When I was a student at boarding school, now over two decades ago, my teachers told me that there wasn’t a single day that they didn’t learn something new. These were masters we idolised, worshipped, poked fun of, at the same time, revered. To have them confess that they did not know it all, was a revelation.
Of course, this confession was long forgotten. Relegated to a deep recess of my memory, until recently, when I, the accidental teacher, stumbled upon the very same realization. And from that crevice of my mind’s labyrinth, these words from my own teachers, revealed themselves.

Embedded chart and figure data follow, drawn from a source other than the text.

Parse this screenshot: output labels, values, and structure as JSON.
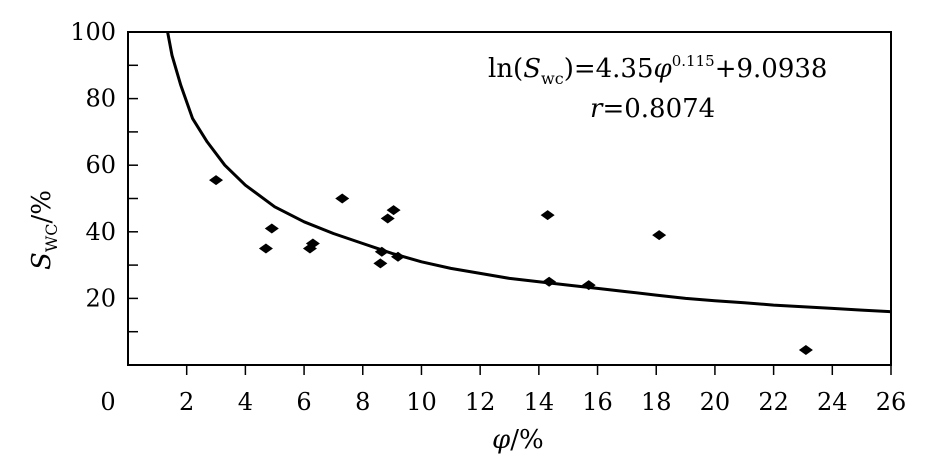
{
  "chart_data": {
    "type": "scatter",
    "xlabel": {
      "symbol": "φ",
      "unit": "/%"
    },
    "ylabel": {
      "symbol": "S",
      "subscript": "WC",
      "unit": "/%"
    },
    "xlim": [
      0,
      26
    ],
    "ylim": [
      0,
      100
    ],
    "x_ticks": [
      0,
      2,
      4,
      6,
      8,
      10,
      12,
      14,
      16,
      18,
      20,
      22,
      24,
      26
    ],
    "y_ticks_labeled": [
      20,
      40,
      60,
      80,
      100
    ],
    "y_ticks_minor": [
      10,
      30,
      50,
      70,
      90
    ],
    "y_origin_label": "0",
    "grid": false,
    "points": [
      {
        "x": 3.0,
        "y": 55.5
      },
      {
        "x": 4.7,
        "y": 35.0
      },
      {
        "x": 4.9,
        "y": 41.0
      },
      {
        "x": 6.2,
        "y": 35.0
      },
      {
        "x": 6.3,
        "y": 36.5
      },
      {
        "x": 7.3,
        "y": 50.0
      },
      {
        "x": 8.6,
        "y": 30.5
      },
      {
        "x": 8.65,
        "y": 34.0
      },
      {
        "x": 8.85,
        "y": 44.0
      },
      {
        "x": 9.05,
        "y": 46.5
      },
      {
        "x": 9.2,
        "y": 32.5
      },
      {
        "x": 14.3,
        "y": 45.0
      },
      {
        "x": 14.35,
        "y": 25.0
      },
      {
        "x": 15.7,
        "y": 24.0
      },
      {
        "x": 18.1,
        "y": 39.0
      },
      {
        "x": 23.1,
        "y": 4.5
      }
    ],
    "fit_curve": [
      {
        "x": 1.35,
        "y": 100
      },
      {
        "x": 1.5,
        "y": 93
      },
      {
        "x": 1.8,
        "y": 84
      },
      {
        "x": 2.2,
        "y": 74
      },
      {
        "x": 2.7,
        "y": 67
      },
      {
        "x": 3.3,
        "y": 60
      },
      {
        "x": 4.0,
        "y": 54
      },
      {
        "x": 5.0,
        "y": 47.5
      },
      {
        "x": 6.0,
        "y": 43
      },
      {
        "x": 7.0,
        "y": 39.5
      },
      {
        "x": 8.0,
        "y": 36.5
      },
      {
        "x": 9.0,
        "y": 33.5
      },
      {
        "x": 10.0,
        "y": 31
      },
      {
        "x": 11.0,
        "y": 29
      },
      {
        "x": 12.0,
        "y": 27.5
      },
      {
        "x": 13.0,
        "y": 26
      },
      {
        "x": 14.0,
        "y": 25
      },
      {
        "x": 15.0,
        "y": 24
      },
      {
        "x": 16.0,
        "y": 23
      },
      {
        "x": 17.0,
        "y": 22
      },
      {
        "x": 18.0,
        "y": 21
      },
      {
        "x": 19.0,
        "y": 20
      },
      {
        "x": 20.0,
        "y": 19.3
      },
      {
        "x": 21.0,
        "y": 18.7
      },
      {
        "x": 22.0,
        "y": 18
      },
      {
        "x": 23.0,
        "y": 17.5
      },
      {
        "x": 24.0,
        "y": 17
      },
      {
        "x": 25.0,
        "y": 16.5
      },
      {
        "x": 26.0,
        "y": 16
      }
    ],
    "equation": {
      "prefix": "ln(",
      "var": "S",
      "var_sub": "wc",
      "mid": ")=4.35",
      "phi": "φ",
      "exponent": "0.115",
      "suffix": "+9.0938"
    },
    "correlation": {
      "var": "r",
      "text": "=0.8074"
    }
  }
}
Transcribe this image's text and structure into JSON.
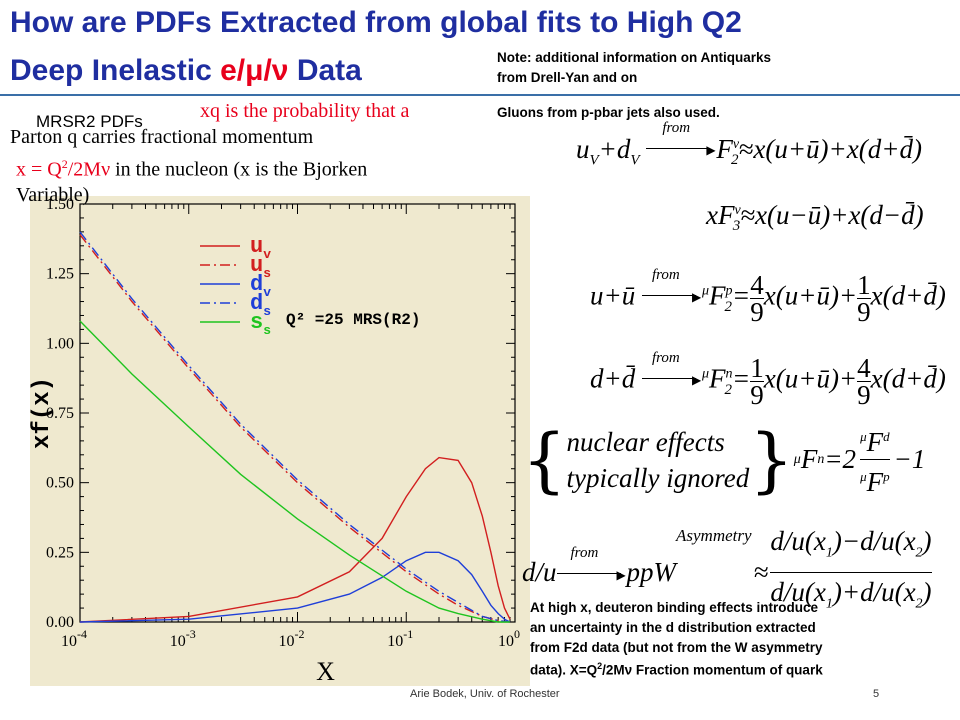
{
  "slide": {
    "title_line1": "How are PDFs Extracted from global fits to High Q2",
    "title_line2_a": "Deep Inelastic ",
    "title_line2_b": "e/μ/ν",
    "title_line2_c": " Data",
    "note_line1": "Note: additional information on Antiquarks",
    "note_line2": "from Drell-Yan and on",
    "note_line3": "Gluons from  p-pbar jets also used.",
    "mrsr2_label": "MRSR2 PDFs",
    "def_line1": "xq is the probability that a",
    "def_line2": "Parton q carries  fractional   momentum",
    "def_line3a": "x = Q",
    "def_line3b": "2",
    "def_line3c": "/2Mν",
    "def_line3d": "   in the nucleon (x is the Bjorken",
    "def_line4": "Variable)",
    "bottom_line1": "At high x, deuteron binding effects introduce",
    "bottom_line2": "an uncertainty in the d distribution extracted",
    "bottom_line3": "from F2d data (but not from the W asymmetry",
    "bottom_line4a": "data).  X=Q",
    "bottom_line4b": "2",
    "bottom_line4c": "/2Mν  Fraction momentum of quark",
    "footer_author": "Arie Bodek,  Univ. of Rochester",
    "page_number": "5"
  },
  "formulas": {
    "f1_lhs": "u",
    "f1_lhs_sub1": "V",
    "f1_plus": "+d",
    "f1_lhs_sub2": "V",
    "from": "from",
    "f1_rhs": "F",
    "f1_rhs_sub": "2",
    "f1_rhs_sup": "ν",
    "f1_expr": "≈x(u+ū)+x(d+d̄)",
    "f2_lhs": "xF",
    "f2_sub": "3",
    "f2_sup": "ν",
    "f2_expr": "≈x(u−ū)+x(d−d̄)",
    "f3_lhs": "u+ū",
    "f3_rhs_pre": "μ",
    "f3_rhs": "F",
    "f3_sub": "2",
    "f3_sup": "p",
    "f3_eq": "=",
    "f3_n1": "4",
    "f3_d1": "9",
    "f3_mid": "x(u+ū)+",
    "f3_n2": "1",
    "f3_d2": "9",
    "f3_end": "x(d+d̄)",
    "f4_lhs": "d+d̄",
    "f4_sup": "n",
    "f4_mid": "x(u+ū)+",
    "f4_n1": "1",
    "f4_n2": "4",
    "f5_line1": "nuclear effects",
    "f5_line2": "typically ignored",
    "f5_eq": "=2",
    "f5_num": "F",
    "f5_num_sup": "d",
    "f5_den_sup": "p",
    "f5_minus": "−1",
    "f6_lhs": "d/u",
    "f6_mid": "ppW",
    "f6_sup": "Asymmetry",
    "f6_num": "d/u(x",
    "f6_num_sub1": "1",
    "f6_num_mid": ")−d/u(x",
    "f6_num_sub2": "2",
    "f6_num_end": ")",
    "f6_den_mid": ")+d/u(x",
    "f6_approx": "≈"
  },
  "chart_data": {
    "type": "line",
    "xlabel": "X",
    "ylabel": "xf(x)",
    "x_scale": "log",
    "xlim": [
      0.0001,
      1
    ],
    "ylim": [
      0,
      1.5
    ],
    "x_tick_labels": [
      {
        "base": "10",
        "exp": "-4"
      },
      {
        "base": "10",
        "exp": "-3"
      },
      {
        "base": "10",
        "exp": "-2"
      },
      {
        "base": "10",
        "exp": "-1"
      },
      {
        "base": "10",
        "exp": "0"
      }
    ],
    "y_ticks": [
      "0.00",
      "0.25",
      "0.50",
      "0.75",
      "1.00",
      "1.25",
      "1.50"
    ],
    "annotation": "Q² =25 MRS(R2)",
    "legend_placement": "top-right",
    "series": [
      {
        "name": "u_v",
        "label": "u",
        "sub": "v",
        "color": "#d21f1f",
        "dash": "solid",
        "x": [
          0.0001,
          0.001,
          0.01,
          0.03,
          0.06,
          0.1,
          0.15,
          0.2,
          0.3,
          0.4,
          0.5,
          0.6,
          0.7,
          0.8,
          0.9
        ],
        "y": [
          0.0,
          0.02,
          0.09,
          0.18,
          0.3,
          0.45,
          0.55,
          0.59,
          0.58,
          0.5,
          0.38,
          0.25,
          0.13,
          0.05,
          0.01
        ]
      },
      {
        "name": "u_s",
        "label": "u",
        "sub": "s",
        "color": "#d21f1f",
        "dash": "dashdot",
        "x": [
          0.0001,
          0.0003,
          0.001,
          0.003,
          0.01,
          0.03,
          0.1,
          0.2,
          0.3,
          0.5,
          0.7,
          0.9
        ],
        "y": [
          1.39,
          1.15,
          0.91,
          0.7,
          0.5,
          0.34,
          0.18,
          0.1,
          0.06,
          0.02,
          0.005,
          0.0
        ]
      },
      {
        "name": "d_v",
        "label": "d",
        "sub": "v",
        "color": "#1f3fd8",
        "dash": "solid",
        "x": [
          0.0001,
          0.001,
          0.01,
          0.03,
          0.06,
          0.1,
          0.15,
          0.2,
          0.3,
          0.4,
          0.5,
          0.6,
          0.7,
          0.8,
          0.9
        ],
        "y": [
          0.0,
          0.01,
          0.05,
          0.1,
          0.16,
          0.22,
          0.25,
          0.25,
          0.22,
          0.17,
          0.11,
          0.06,
          0.03,
          0.01,
          0.0
        ]
      },
      {
        "name": "d_s",
        "label": "d",
        "sub": "s",
        "color": "#1f3fd8",
        "dash": "dashdot",
        "x": [
          0.0001,
          0.0003,
          0.001,
          0.003,
          0.01,
          0.03,
          0.1,
          0.2,
          0.3,
          0.5,
          0.7,
          0.9
        ],
        "y": [
          1.4,
          1.16,
          0.92,
          0.71,
          0.51,
          0.35,
          0.19,
          0.11,
          0.07,
          0.02,
          0.005,
          0.0
        ]
      },
      {
        "name": "s_s",
        "label": "s",
        "sub": "s",
        "color": "#1fc41f",
        "dash": "solid",
        "x": [
          0.0001,
          0.0003,
          0.001,
          0.003,
          0.01,
          0.03,
          0.1,
          0.2,
          0.3,
          0.5,
          0.7,
          0.9
        ],
        "y": [
          1.08,
          0.89,
          0.7,
          0.53,
          0.37,
          0.24,
          0.11,
          0.05,
          0.03,
          0.01,
          0.0,
          0.0
        ]
      }
    ]
  }
}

Teaching has been a cathartic rebirth for me. For someone who was firmly set in a media career, doing well, then became disenchanted and decided to shift tracks, unsure of what the alternative would be; I’d go so far as to say that teaching has fulfilled me, completed me, in a way that perhaps not even music could (my first love that never quite materialised). My fortuitous foray into the world of teaching has reacquainted me with myself. It has given me purpose, pride, and ignited a passion that probably always existed, only it was dormant.
That I have no formal education that qualifies me to teach, a fact sometimes held against me, I feel is my biggest advantage. It does not colour my approach to my work. In fact, I hardly perceive it as work in the first place. No training, no career-long teaching experience, are facts that have, in fact, granted me a great sense of freedom and liberty. My interaction with my students is spontaneous, freewheeling, spirited. In turn, their’s with me is uninhibited, uncensored, unfiltered. The way I plan, and un-plan my workshops and lessons benefits from a similarly open and experimental ethos. There is a destination but how my students and I reach it is random, interactive and, on occasion, emancipating!
I have come to realize that to be an effective teacher and an inspiring mentor, the person can not feel or act ‘above’. That there MUST be a genuine openness to learn with each encounter, each interaction. That students in fact, in many cases, teach the teacher more, than the teacher does, them. Teaching then, is a legacy of continued learning. A process that is infinite. A pursuit that endless. A calling.